Brentwood’s next big project was the design and construction of Crooks Hall, a dining hall, kitchen and student services centre. In an effort to consolidate Brentwood’s two largest energy consumers in one building, the campus laundry facility was co-located here as well.
The Brentwood Board of Governors expressed an interest in pursuing LEED (Leadership in Environmental Engineering Design) certification for this building. A design team was assembled consisting of professional engineers, local contractors, and members of the Brentwood Facilities department. The proposal that was ultimately produced included the expansion of the existing geo-exchange system, installation of a number of very sophisticated heat recovery systems, and a state of the art building control system to operate everything at peak efficiencies.
Once again this project proved to be very successful.
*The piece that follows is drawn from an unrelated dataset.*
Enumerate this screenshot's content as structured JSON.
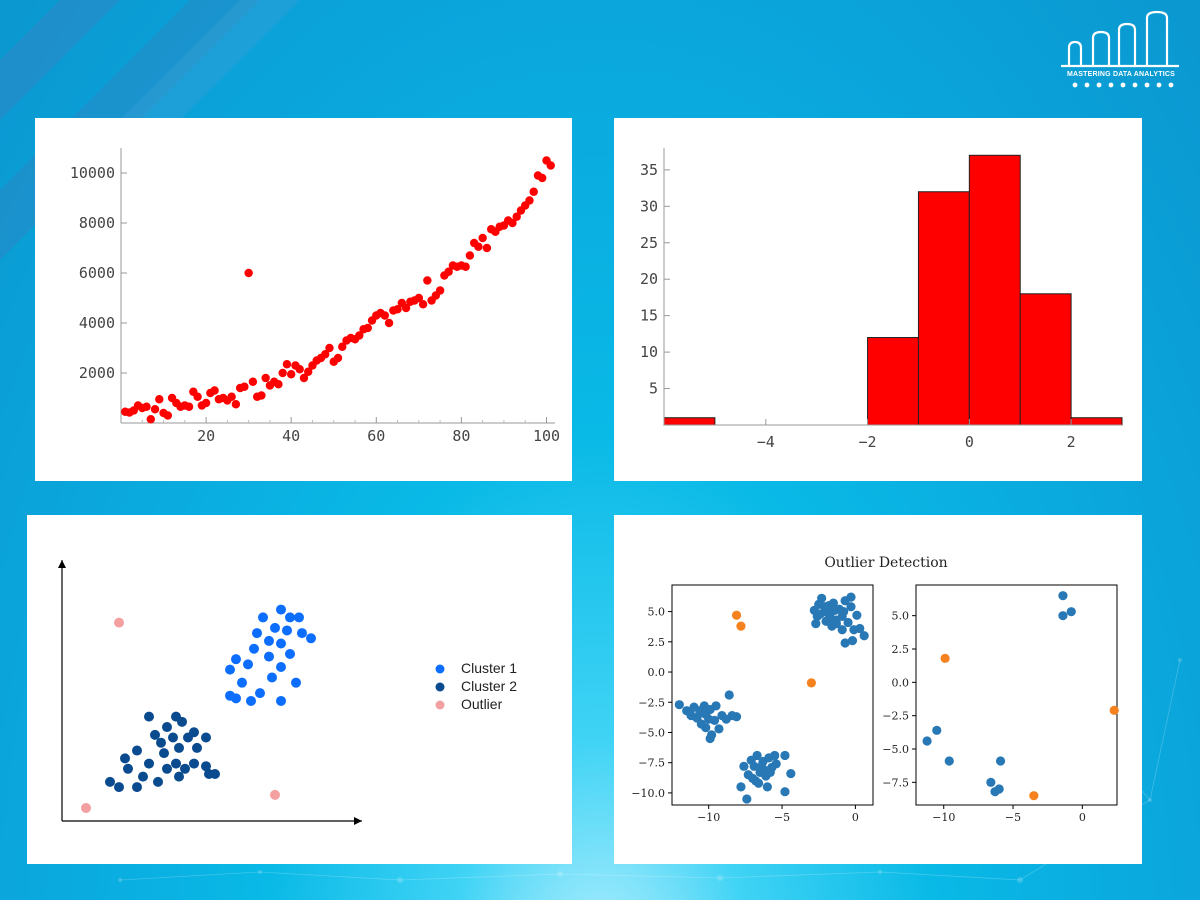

LEED Gold accreditation was attained and the building continues to operate very effectively using the geo-exchange system as the sole source of heating, cooling, and domestic hot water production.
On the heels of the Crooks Hall project came the building of the Centre for Art and Humanities. The decision was made to incorporate this building into the existing geo-exchange system, forming a community loop in which heat rejected from one building could be transferred and used in another building. The Arts Centre also includes the use of solar sources for both domestic hot water pre-heating and the generation of electricity. This building has proven to be Brentwood’s most efficient non-residential building on a cost per square foot basis.
Amongst all of these major projects, Brentwood’s dorms and public buildings have also been upgraded to the low temperature natural gas heating systems. Brentwood’s satellite houses have also all been converted from oil burners to heat pumps.
Brentwood College is considered a leader in both environmentally friendly building design and efficient energy management.